Little wooden church going home

18:47, May 29 2013
St Saviour’s at Trinity
NEW BEGINNINGS: An artist’s impression of the relocated and restored St Saviour’s at Trinity in Lyttelton.

A little wooden church built in Lyttelton 130 years ago is about to head on its final journey, right back home.

The St Saviour's Chapel was moved from the port township to the Cathedral Grammar School in 1976, and would have stayed had it not been severely damaged in the February 2011 earthquake.

Deemed too expensive to repair, it was written off by insurers and the school paid out.

However, rather than demolish a historic Anglican church, school headmaster Paul Kennedy asked Bishop Victoria Matthews if they could instead donate it to someone willing to restore it.

She "quite rightly agreed it will go back to Lyttelton", Kennedy said.

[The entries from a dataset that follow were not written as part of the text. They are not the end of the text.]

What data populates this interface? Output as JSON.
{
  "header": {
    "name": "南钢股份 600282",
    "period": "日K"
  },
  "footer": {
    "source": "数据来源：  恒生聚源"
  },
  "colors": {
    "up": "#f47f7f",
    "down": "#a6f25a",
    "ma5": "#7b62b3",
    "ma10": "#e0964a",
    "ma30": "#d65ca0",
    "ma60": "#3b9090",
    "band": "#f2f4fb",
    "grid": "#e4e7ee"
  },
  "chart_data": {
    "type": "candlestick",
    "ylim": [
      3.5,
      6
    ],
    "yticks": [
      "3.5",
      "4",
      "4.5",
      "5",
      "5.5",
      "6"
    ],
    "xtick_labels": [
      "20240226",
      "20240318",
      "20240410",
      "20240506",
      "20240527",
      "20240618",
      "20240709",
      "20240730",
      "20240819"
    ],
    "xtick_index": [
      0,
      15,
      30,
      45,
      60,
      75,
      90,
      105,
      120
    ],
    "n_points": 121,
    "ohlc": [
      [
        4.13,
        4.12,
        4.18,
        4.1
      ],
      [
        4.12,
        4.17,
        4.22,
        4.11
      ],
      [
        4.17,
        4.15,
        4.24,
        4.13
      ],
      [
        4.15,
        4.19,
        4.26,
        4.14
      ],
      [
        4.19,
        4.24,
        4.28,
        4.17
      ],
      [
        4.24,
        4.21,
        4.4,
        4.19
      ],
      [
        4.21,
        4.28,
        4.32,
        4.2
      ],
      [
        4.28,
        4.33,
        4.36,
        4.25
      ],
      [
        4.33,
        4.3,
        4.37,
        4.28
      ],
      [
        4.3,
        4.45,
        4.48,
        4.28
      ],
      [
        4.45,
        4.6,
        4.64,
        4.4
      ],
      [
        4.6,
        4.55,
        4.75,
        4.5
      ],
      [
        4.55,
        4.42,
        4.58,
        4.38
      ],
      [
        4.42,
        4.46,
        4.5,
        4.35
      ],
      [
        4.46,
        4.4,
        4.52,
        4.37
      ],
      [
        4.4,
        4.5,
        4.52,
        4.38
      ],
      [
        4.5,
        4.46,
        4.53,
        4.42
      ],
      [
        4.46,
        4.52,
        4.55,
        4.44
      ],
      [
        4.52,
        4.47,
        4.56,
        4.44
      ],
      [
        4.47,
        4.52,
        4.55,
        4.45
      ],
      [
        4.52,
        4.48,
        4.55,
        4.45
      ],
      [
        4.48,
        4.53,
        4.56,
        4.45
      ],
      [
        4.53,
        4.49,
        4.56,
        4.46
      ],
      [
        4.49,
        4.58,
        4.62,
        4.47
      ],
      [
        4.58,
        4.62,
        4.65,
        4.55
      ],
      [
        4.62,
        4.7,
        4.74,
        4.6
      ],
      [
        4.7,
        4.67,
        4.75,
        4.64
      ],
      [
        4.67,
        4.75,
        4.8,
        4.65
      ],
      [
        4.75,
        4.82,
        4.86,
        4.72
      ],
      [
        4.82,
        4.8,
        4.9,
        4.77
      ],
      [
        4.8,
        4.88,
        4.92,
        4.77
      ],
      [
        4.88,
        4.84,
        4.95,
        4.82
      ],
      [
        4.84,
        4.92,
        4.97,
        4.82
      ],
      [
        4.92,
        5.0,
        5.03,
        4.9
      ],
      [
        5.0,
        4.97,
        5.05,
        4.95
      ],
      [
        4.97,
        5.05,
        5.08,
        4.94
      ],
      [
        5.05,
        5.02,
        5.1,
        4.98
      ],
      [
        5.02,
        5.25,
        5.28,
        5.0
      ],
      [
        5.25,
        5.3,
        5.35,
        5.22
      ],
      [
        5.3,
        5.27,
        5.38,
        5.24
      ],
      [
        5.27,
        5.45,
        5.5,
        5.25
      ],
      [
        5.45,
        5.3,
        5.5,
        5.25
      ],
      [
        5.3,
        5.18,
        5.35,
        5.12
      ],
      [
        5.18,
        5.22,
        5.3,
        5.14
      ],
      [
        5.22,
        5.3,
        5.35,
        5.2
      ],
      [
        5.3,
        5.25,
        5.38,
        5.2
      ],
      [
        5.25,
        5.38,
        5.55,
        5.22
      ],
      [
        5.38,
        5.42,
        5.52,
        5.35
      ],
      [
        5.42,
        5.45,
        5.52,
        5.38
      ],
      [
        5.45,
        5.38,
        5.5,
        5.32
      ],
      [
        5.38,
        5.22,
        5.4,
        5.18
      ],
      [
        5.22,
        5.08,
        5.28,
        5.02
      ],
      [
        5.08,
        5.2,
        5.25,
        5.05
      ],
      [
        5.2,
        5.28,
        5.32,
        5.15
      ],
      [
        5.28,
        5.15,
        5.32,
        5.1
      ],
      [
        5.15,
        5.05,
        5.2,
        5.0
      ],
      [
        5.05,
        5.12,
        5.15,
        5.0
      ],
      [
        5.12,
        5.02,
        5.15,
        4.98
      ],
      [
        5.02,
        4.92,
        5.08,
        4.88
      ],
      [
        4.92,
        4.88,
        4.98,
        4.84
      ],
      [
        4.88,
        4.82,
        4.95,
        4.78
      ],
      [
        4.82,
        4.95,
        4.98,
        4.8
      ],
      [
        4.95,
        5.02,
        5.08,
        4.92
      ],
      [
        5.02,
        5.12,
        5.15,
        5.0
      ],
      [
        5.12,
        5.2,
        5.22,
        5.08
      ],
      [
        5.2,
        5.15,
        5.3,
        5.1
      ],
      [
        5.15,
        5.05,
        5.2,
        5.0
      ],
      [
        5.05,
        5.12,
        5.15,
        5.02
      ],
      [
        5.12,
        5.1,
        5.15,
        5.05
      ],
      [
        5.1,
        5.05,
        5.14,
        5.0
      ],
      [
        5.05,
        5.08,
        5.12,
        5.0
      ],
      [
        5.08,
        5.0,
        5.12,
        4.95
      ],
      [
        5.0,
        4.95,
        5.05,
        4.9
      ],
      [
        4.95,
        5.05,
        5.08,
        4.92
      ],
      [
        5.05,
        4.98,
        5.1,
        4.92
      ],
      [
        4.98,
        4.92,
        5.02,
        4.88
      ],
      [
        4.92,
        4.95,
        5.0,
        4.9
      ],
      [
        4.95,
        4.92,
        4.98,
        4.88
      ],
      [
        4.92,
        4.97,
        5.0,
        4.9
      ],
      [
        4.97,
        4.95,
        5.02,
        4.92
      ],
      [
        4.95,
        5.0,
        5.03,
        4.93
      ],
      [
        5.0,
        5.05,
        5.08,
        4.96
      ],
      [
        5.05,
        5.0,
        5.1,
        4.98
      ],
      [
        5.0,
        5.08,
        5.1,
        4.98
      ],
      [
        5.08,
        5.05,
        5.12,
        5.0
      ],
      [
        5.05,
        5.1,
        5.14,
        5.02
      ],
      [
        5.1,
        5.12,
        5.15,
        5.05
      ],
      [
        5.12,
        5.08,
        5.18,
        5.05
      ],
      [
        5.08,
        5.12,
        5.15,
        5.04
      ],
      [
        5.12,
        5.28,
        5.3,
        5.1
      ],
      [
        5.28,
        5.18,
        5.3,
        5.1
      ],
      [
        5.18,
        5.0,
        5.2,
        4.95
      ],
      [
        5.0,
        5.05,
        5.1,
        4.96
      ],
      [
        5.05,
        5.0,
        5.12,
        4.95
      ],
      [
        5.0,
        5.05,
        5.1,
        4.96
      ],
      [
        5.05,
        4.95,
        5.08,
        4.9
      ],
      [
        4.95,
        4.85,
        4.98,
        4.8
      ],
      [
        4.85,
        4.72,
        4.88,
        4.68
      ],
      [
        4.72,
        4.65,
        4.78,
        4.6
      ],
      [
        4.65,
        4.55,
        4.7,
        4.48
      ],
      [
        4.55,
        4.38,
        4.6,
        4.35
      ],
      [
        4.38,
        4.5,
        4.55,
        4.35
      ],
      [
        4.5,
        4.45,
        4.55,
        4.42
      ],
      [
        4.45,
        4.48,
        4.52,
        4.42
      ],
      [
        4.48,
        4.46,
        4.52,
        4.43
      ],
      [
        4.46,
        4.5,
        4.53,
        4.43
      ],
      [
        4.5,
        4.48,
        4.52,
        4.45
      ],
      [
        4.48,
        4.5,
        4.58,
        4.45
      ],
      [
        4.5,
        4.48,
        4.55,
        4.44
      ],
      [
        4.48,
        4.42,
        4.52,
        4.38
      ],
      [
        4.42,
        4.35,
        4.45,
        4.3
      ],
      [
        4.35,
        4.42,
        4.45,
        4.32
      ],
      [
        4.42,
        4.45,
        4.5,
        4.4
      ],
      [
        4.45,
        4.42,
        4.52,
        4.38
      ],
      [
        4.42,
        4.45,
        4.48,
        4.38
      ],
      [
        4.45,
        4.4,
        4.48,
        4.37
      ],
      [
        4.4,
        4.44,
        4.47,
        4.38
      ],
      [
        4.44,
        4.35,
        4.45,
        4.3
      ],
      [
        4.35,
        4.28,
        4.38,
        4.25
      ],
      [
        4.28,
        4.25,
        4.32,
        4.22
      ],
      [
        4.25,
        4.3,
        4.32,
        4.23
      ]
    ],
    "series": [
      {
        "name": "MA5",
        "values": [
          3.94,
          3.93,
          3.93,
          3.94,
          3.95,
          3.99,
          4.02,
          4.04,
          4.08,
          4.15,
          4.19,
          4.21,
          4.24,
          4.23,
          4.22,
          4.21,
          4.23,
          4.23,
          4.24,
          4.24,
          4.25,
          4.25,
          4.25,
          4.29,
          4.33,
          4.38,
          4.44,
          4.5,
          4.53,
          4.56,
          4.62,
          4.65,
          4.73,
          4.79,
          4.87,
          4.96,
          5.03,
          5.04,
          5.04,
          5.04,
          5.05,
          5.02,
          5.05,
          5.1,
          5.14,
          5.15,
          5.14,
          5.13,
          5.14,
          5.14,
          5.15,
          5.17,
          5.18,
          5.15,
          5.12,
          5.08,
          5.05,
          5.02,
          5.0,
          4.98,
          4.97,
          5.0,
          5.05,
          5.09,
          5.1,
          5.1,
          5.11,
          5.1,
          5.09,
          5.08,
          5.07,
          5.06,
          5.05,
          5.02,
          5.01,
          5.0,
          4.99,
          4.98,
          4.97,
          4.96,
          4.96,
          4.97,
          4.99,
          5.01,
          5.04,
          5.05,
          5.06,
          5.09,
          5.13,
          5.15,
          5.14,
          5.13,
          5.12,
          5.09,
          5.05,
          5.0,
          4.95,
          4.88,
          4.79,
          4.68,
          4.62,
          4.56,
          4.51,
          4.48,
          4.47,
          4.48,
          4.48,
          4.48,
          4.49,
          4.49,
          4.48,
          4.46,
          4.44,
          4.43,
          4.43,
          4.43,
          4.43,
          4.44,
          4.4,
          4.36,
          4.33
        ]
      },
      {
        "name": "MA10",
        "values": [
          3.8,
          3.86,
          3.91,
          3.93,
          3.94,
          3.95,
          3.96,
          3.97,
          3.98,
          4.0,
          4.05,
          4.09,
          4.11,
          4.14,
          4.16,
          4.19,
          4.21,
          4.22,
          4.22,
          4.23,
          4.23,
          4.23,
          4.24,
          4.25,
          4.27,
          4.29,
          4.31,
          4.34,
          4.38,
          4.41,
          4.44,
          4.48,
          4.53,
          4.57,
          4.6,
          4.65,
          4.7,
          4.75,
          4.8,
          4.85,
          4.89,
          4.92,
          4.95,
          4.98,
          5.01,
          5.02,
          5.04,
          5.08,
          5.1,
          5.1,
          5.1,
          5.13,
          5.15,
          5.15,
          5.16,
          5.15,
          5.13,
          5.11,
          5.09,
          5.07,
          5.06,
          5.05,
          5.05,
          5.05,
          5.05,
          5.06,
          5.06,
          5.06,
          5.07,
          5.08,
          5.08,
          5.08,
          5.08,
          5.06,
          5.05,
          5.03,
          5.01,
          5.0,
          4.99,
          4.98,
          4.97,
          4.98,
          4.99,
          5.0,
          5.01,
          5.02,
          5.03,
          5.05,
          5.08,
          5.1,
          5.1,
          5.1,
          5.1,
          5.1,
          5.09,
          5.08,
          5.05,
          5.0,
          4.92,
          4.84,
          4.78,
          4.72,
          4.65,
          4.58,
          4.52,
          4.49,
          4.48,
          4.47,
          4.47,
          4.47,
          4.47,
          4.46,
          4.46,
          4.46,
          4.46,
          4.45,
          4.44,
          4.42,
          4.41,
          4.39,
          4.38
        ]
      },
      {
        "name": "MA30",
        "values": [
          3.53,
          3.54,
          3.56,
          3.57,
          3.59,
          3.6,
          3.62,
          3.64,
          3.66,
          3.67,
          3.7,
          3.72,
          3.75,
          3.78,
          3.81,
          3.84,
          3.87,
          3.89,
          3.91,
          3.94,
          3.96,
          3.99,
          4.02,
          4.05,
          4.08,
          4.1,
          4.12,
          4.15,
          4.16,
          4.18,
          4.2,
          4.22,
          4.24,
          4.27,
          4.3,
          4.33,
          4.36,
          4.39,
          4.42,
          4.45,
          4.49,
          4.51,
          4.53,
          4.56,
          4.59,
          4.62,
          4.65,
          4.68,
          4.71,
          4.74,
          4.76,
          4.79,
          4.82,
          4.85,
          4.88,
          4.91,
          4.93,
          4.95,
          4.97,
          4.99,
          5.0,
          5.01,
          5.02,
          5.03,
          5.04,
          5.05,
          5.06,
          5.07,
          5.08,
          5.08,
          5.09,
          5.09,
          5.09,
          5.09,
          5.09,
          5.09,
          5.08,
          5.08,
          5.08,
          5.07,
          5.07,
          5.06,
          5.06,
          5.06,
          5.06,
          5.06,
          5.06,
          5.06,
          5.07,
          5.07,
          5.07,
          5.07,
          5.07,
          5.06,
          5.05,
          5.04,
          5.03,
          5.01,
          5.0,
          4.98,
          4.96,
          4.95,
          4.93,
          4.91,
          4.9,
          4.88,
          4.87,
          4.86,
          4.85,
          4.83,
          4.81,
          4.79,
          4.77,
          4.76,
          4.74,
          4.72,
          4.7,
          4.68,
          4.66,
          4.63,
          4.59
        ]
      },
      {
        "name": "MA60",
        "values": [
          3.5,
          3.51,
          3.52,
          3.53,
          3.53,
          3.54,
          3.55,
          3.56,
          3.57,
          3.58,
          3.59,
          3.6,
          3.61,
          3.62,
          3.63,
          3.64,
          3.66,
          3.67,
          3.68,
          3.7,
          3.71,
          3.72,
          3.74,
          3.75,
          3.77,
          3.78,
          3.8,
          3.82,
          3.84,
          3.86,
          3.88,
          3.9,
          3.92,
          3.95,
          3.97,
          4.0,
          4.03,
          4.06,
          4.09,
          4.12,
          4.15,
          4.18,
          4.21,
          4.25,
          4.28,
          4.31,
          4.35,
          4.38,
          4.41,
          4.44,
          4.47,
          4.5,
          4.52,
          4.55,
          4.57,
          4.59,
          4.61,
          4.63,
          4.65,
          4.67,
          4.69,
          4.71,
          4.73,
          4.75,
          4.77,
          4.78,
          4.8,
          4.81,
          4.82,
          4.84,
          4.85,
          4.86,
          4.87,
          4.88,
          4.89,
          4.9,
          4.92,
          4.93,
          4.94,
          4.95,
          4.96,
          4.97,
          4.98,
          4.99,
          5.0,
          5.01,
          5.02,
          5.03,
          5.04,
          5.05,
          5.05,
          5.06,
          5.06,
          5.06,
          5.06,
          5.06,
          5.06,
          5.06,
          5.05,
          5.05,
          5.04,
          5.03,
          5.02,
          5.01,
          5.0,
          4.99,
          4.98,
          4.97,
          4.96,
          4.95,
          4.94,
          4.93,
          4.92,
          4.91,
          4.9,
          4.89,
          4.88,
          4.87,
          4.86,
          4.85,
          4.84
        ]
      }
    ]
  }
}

It will be placed on the site of Lyttelton's now-demolished Holy Trinity Church, which was Canterbury's oldest stone church, in Winchester St - less than a kilometre from its original site on the corner of Brittan Tce and Simeon Quay.


Preparation for the relocation starts this week, with the move expected to take six to eight weeks.

Restoration plans are still awaiting signoff from the Anglican Diocese of Christchurch church property trustees.

However, Holy Trinity Church vicar Neil Struthers hopes to raise funds and have the project completed by Christmas next year.

Struthers said it needed to raise about $785,000, with the total project estimated to be $2.38 million.

"My pragmatic side says it's a waste of money but my emotional side [says] I'm delighted we're getting something historic back that has once been part of our community and will be again," he said.

"It's just wonderful. This is like a new beginning for us."

Once complete, the church will be called St Saviour's at Trinity.

Kennedy said a new chapel would be built at the school as part of a campus-wide redevelopment.